The goal is to make decisions jointly with the patient taking into account the patient’s needs, the family’s values and particular circumstances, the benefits and risks of the possible actions as informed by the research evidence, and the constraints of the service providers in the local community. In a future blogpost I will bring in some qualitative research on the nature of these interactions and the features that lead to a successful outcome.

Evidence Based Practice versus Patient Centred Care

@WeSpeechies is again proving to be a source of fascinating conversation. During the week October 25 – 31, (David Kinnane, Consumer protections and speech pathology services: Are we doing the right things at the right times?) an excellent paper by Sue Roulstone was posted, “Evidence, expertise, and patient preference in speech-language pathology” in the context of a discussion about whether evidence based practice (EBP) is inconsistent with patient centred care (PCC). There are a number of loosely connected propositions that might lead to this conclusion and I am going to list them here and then discuss them in separate blogposts. Ultimately I will conclude that patient centred care demands that we practice in an evidence based manner.

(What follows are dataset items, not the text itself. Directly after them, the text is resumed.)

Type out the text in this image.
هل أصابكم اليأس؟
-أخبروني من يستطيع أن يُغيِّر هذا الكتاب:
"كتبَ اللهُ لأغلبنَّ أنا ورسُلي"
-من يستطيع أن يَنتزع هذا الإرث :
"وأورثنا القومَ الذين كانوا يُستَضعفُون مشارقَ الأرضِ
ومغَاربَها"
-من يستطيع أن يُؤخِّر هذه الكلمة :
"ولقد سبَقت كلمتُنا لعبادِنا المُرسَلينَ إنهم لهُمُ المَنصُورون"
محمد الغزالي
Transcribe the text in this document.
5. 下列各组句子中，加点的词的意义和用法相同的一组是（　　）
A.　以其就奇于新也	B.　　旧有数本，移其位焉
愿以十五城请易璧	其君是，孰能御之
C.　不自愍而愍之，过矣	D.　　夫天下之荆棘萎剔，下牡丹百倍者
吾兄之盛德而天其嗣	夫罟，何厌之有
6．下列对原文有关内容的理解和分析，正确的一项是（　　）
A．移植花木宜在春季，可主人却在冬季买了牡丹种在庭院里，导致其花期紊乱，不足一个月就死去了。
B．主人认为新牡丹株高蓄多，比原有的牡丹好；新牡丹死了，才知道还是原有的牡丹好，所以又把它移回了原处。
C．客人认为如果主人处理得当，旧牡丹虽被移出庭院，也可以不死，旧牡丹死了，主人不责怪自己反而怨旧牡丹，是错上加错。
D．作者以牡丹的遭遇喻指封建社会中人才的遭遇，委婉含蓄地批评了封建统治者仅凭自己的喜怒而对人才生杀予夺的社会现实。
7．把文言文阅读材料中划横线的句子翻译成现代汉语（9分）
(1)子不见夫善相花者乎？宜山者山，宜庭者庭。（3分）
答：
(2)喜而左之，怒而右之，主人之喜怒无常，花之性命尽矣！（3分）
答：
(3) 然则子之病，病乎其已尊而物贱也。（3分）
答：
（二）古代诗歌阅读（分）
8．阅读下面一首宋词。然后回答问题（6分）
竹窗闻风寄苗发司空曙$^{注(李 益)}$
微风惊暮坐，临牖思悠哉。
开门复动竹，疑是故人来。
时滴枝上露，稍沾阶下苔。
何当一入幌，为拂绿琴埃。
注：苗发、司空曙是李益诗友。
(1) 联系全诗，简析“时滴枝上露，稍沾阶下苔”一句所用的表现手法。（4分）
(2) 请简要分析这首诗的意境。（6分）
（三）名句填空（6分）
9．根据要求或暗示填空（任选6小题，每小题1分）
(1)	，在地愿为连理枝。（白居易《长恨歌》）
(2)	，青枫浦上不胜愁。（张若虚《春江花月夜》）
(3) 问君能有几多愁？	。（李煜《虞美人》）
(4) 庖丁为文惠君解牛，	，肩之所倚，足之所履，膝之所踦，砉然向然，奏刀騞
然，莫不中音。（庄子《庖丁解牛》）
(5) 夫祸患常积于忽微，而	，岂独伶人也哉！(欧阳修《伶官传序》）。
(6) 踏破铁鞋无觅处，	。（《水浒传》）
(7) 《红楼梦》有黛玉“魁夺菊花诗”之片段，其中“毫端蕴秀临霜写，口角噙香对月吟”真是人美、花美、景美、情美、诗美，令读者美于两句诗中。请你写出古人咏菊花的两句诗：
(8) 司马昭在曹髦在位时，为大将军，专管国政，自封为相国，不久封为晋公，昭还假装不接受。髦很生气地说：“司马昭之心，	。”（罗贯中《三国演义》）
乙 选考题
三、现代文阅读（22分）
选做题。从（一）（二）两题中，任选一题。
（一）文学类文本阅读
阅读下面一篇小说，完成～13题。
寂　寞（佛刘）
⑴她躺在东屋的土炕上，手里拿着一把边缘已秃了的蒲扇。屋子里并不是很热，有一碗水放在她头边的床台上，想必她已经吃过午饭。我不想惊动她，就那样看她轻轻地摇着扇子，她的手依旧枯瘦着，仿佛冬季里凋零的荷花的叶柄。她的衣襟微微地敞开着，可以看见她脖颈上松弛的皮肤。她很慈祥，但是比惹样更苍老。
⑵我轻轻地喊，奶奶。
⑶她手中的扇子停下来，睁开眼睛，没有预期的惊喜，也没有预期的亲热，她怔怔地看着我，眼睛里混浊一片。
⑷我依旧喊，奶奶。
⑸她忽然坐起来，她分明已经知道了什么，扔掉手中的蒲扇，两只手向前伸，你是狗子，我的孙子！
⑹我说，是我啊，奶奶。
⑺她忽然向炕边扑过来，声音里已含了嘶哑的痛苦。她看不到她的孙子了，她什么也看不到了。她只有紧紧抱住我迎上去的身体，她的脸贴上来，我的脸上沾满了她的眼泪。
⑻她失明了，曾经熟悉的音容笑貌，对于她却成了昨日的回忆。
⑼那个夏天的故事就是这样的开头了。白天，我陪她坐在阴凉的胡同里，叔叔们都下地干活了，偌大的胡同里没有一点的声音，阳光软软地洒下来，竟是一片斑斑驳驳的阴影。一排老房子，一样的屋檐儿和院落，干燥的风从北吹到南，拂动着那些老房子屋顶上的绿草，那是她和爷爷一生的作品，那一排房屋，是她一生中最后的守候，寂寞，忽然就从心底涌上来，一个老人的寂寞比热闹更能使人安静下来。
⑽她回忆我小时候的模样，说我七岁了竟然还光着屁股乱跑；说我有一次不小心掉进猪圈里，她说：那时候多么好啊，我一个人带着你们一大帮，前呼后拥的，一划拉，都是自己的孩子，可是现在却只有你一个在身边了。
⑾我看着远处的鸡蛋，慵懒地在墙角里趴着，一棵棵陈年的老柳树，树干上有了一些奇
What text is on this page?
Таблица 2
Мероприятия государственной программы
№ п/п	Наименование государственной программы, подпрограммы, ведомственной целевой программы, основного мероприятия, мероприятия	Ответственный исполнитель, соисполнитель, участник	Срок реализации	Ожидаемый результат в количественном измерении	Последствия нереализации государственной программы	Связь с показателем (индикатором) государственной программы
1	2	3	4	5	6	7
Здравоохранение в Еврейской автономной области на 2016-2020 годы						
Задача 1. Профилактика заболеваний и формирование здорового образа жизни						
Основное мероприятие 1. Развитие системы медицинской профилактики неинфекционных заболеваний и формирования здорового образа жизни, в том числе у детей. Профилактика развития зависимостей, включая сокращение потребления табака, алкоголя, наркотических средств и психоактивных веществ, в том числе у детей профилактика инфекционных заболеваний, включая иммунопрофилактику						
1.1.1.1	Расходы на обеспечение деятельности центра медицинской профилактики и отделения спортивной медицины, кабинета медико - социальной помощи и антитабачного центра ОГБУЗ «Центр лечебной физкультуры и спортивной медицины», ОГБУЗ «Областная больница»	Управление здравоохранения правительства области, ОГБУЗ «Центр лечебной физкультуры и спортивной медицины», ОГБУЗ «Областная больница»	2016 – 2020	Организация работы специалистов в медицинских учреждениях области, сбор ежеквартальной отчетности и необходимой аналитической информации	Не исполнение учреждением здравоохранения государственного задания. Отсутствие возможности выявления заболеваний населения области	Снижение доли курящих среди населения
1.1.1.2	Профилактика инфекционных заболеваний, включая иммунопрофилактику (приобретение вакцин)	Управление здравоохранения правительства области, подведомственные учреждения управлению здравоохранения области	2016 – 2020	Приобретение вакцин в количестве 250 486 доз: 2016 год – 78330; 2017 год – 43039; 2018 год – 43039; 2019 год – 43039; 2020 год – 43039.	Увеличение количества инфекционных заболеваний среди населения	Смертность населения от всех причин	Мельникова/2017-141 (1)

The arguments in favour of the idea that EBP and PCC are in conflict come from both directions, either there is a worry that the patient’s preferences will be in conflict with the evidence or there is concern that applying the evidence means ignoring the patient, not to mention clinical expertise.

The first objection is that PCC means selecting treatment approaches and practices in accordance with the patient’s preferences and values. I will argue in my first blog that there are several different models of PCC but none of them are the same as ‘consumer driven decision making”, in other words, simply doing what the patient asks. The preferred model, “shared decision making” is fully consistent with EPB.

A second objection is that EPB implies that there is only one treatment option for every case; therefore there is no room for taking the patient’s preferences and values into account. I will argue that the evidence is nearly always about probabilities and general principles. Therefore it is the role of the SLP to work with the patient to determine which evidence is most applicable and then jointly choose among the best alternative courses of action.

A third perspective is that the most patient centred form of care is to apply a treatment to each individual patient and then watch to see if it “worked” because after all, RCTs only apply to groups of other patients, not your current specific patient. Therefore, clinical expertise should be added to the evidence hierarchies as a form of evidence for treatment efficacy. I will argue that you can never determine treatment efficacy by simply observing change in a single patient.

Finally, the arguments made in all of these blogposts will seem a bit abstract. What do you do when the patient persists in a course of action that appears to be in conflict with all evidence? I will recount my experience with this situation and suggest a course of action. As always I invite your comments.